I think that the rules need to be changed to make the money you receive contingent on going to and passing your classes. Rather than give $800 a month in tuition and such, I'd like to see government funded trade schools created specifically for people who are on cash aid. Let them go to the school for free. I'd even be for giving additional money to people who are in school getting A's and B's as an incentive.
So let's work on this idea, it has more specific parts, which unfortunately means I can point out concerns, but please understand I'm trying to see if they are show stoppers.

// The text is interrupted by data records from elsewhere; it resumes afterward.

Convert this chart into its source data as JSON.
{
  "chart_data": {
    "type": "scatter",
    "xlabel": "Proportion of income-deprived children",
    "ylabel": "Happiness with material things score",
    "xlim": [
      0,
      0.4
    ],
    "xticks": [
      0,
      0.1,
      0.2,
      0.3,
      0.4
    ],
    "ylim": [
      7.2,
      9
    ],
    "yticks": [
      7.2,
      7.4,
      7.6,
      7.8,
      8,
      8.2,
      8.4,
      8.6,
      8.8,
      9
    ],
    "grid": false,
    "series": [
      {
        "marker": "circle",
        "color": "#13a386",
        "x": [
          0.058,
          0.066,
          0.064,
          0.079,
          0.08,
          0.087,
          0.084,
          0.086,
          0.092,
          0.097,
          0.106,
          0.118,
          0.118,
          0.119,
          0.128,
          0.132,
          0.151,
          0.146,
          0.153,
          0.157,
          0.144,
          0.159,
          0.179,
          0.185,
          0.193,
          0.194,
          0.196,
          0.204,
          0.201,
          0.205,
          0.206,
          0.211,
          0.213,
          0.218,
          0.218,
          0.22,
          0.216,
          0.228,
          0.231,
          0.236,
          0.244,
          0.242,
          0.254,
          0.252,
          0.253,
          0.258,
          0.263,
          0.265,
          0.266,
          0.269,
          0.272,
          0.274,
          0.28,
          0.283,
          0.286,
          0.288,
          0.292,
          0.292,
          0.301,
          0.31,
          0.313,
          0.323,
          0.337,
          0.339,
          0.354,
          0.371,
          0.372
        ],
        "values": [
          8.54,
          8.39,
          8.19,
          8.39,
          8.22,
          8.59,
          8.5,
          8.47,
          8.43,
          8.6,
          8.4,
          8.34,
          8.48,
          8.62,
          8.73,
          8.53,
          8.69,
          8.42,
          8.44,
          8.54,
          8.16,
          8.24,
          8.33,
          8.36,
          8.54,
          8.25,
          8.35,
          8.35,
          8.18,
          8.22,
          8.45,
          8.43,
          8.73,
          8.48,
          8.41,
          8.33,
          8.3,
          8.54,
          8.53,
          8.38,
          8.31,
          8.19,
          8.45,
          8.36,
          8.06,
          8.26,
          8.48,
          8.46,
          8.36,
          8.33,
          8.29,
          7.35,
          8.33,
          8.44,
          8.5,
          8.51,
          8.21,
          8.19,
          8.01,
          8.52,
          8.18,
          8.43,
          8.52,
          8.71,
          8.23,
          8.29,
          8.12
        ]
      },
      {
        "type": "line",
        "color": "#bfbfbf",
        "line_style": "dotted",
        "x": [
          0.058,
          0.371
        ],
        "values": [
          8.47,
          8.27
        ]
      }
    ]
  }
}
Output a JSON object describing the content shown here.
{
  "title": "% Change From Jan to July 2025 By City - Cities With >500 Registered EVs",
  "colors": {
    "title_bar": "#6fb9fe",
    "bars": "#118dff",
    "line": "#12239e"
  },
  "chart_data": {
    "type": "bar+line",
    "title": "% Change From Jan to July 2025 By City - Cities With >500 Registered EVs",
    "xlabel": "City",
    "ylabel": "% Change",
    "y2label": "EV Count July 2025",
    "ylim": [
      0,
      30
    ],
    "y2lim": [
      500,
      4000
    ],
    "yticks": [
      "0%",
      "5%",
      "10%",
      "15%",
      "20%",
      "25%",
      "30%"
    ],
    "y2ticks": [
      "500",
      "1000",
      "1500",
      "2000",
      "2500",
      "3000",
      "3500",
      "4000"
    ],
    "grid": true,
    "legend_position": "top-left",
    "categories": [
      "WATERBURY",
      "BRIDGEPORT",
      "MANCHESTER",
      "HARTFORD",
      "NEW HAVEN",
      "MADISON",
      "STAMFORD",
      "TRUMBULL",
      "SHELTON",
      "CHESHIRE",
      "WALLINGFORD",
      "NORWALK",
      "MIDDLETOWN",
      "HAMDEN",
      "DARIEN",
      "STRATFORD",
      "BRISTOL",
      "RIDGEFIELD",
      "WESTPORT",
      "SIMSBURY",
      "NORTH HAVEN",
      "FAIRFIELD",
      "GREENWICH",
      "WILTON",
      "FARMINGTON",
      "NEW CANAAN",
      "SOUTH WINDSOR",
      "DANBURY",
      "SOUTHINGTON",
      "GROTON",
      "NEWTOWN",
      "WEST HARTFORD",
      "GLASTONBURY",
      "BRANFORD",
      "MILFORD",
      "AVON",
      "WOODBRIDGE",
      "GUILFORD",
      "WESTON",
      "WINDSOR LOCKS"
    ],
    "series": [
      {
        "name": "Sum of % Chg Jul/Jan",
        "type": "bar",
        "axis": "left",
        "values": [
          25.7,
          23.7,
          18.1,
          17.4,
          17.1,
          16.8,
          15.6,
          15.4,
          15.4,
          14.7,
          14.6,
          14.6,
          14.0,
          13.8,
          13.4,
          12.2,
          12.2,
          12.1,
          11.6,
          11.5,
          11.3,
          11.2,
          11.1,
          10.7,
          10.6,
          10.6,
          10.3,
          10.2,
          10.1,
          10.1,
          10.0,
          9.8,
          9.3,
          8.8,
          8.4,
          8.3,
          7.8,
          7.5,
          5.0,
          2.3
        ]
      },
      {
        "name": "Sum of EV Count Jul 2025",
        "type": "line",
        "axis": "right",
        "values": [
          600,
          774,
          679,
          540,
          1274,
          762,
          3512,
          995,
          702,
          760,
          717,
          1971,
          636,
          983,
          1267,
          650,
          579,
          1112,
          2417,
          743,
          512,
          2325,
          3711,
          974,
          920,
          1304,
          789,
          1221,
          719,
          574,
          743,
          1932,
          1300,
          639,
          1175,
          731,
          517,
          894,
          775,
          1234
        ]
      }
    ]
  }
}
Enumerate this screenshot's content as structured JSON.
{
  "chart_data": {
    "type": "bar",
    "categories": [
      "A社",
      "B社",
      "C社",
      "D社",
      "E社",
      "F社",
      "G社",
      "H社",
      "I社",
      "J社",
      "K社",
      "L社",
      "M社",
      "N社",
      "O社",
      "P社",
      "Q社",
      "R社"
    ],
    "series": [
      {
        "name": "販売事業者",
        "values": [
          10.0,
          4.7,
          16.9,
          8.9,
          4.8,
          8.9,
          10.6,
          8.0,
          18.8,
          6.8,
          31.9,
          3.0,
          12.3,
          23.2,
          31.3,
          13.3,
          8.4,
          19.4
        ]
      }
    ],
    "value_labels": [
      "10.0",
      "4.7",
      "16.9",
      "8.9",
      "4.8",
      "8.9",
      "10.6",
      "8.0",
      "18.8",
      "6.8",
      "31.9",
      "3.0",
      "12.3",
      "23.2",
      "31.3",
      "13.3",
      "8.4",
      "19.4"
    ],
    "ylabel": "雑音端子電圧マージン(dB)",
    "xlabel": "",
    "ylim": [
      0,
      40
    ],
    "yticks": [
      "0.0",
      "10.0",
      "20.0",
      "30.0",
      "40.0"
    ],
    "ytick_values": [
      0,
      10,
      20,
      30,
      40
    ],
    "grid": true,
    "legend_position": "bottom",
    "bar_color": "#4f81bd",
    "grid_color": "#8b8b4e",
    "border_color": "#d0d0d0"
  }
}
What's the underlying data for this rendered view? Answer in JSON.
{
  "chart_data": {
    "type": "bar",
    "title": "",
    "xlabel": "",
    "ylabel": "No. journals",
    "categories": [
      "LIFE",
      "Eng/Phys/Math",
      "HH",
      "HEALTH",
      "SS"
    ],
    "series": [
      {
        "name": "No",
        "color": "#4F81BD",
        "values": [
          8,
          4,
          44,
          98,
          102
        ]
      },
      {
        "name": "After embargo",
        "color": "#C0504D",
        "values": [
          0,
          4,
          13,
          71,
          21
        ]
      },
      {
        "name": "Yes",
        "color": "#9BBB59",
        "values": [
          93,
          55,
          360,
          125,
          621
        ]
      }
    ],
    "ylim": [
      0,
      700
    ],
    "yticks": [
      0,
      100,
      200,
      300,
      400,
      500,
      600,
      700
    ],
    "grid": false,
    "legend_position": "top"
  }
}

You'd like a requirement to only pay for success. What happens to the folks who fail? Example, my boss's son is using is GI bill money to do a computer science class. He's failing. badly. It's a mismatch, and he doesn't have the right stuff. GI bill has rules, that if he fails, he can lose the whole enchilada.
Shipping "candidates" to a special school isolates them. That kills any networking chance they would have had by going to the same school as other people. Not just in what school the recruiters come to, but also in meeting people from better walks of life and seeing role models for higher classes of living. It also may have the issue of stigmatizing students from there (as in "oh, I see you're from GovSchool, those guys are low class")
I suspect its valuable to set deadlines/goals for these candidates, which is what I think you're aiming for. Somebody can't be a professional student to suckle at the government teat forever. But we might need a little buffer on what failing a class or two might mean, as a student tries a study, sees they suck at it, and needs to switch majors. That's actually what failure should mean, is that you're in the wrong program...
Are any of these concerns show stoppers, or can the idea be shifted to better handle them?
I'd be more in favor of paying to put candidates into existing schools. perhaps not harvard, but the US has plenty of schools already with more reasonable rates and decent results. Blending these people in with existing population will give them mentors and peers they can look up to and perhaps connect them. It's hard to get out of the ghetto when everybody you know lives in the same ghetto.
What if everybody got a bucket of money to spend on school. Your choice on when/where to go, so long as the money is spent on tuition, room & board while enrolled. It lasted 5 years because it's handed out on a per month basis while enrolled. Bonus on any money not spent providing you get a diploma.
One kid could go to harvard, where this supplements his loans, scholarships. Still owes money to Harvard, but much less.
One kid goes to welding school. Gets done in 6 months, and gets the rest as a bonus that he uses to buy a new truck (with warranty) so he can reliably get to work.
One kid goes to A&M, mostly covers his bills, gets a small loan to cover the gap and graduates with a BS in 4.5 years because he flunk a math class and retook it.